Darling readers, NBC’s Hannibal (or should I say, “Haaaaanibal”?) has ended (for now). In preparation for season 3, I read Silence of the Lambs for the first time.* I have to say that Clarice has grown on me, and I’ve discovered the amazingness that is Ardelia Mapp.I think a lot of my initial lack of being impressed was my youth when I first watched the film, and later, as an adult, the relative lack of interiority in the film vs. the book. In the book, Clarice’s roommate Ardelia Mapp, has a larger role, and the two of them are not only badass FBI-trainee roomies but genuine friends. (Here’s a lovely post about how awesome she is.) Ardelia isn’t just a sounding board for Clarice or a means of Clarice to give exposition: she’s a sarcastic, delightfully written character who worked nights to put herself through law school and is number 2 in her class. They are Daria-and-Jane best friends. And Ardelia is
My issue with Clarice in the films is that without Ardelia and without her inner monologue, we don’t get as much of her character. That’s generally the criticism with books vs. movies, but Thomas Harris, at least in Red Dragon and Silence of the Lambs, wrote about sexist microaggressions, overt sexism, sexual harassment, and women’s sexuality in a very accessible and true way. In the films, we miss a lot of Harris’s criticism of misogyny. Clarice seems more isolated, more like the “only woman in the room” without Ardelia. (While she often is the only woman in the room or the only woman law enforcement, she shares the struggle with Ardelia, who is also going through these marginalizing experiences not just as a woman, but as a person of color.)
Genevieve Valentine wrote a tribute to Clarice for Strange Horizons that I found quite by accident. Enjoy!
Once, Jack Crawford called up a trainee barely old enough to rent a car, and asked her to interview the most notorious serial killer currently living, in order to catch one that was, for the moment, slightly less notorious. He knew he was making her a sacrificial animal; the second he saw her, Hannibal Lecter knew it, too—the hidden language of powerful men who understand each other. Hannibal was offended to have been sent a student; he had been prepared to crack whoever Crawford sent him until they broke, and felt he’d been robbed of an honorable victory by being given someone so green and so doomed to failure.

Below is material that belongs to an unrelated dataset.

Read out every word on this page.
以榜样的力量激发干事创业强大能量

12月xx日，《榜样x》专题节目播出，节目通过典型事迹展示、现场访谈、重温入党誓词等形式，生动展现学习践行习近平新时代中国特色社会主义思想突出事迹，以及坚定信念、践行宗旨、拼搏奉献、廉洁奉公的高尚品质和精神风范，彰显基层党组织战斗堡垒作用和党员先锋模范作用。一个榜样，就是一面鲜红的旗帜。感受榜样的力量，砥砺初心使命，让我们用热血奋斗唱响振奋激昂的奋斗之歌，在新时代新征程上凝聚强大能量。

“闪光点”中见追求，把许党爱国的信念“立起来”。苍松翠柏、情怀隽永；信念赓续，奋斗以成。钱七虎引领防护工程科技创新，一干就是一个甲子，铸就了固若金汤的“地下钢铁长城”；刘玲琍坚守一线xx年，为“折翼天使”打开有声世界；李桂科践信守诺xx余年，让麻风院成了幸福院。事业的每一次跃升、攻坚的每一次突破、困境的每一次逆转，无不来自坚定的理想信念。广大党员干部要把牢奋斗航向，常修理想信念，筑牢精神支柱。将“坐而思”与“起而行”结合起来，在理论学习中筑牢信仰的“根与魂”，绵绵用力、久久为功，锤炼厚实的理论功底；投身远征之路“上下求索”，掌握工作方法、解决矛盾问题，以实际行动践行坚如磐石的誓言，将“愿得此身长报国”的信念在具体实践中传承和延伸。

But she was Clarice Starling, and she won.
*The novel is somewhat less transmisogynistic than the book, but only for the sake of the poor doctor at the gender center who tells the FBI that trans people are people who are fighting against stereotypes and violence and that suggesting a serial killer might be trans is going to incite violence against trans folks. This doctor is very important. And of course the FBI doesn’t listen!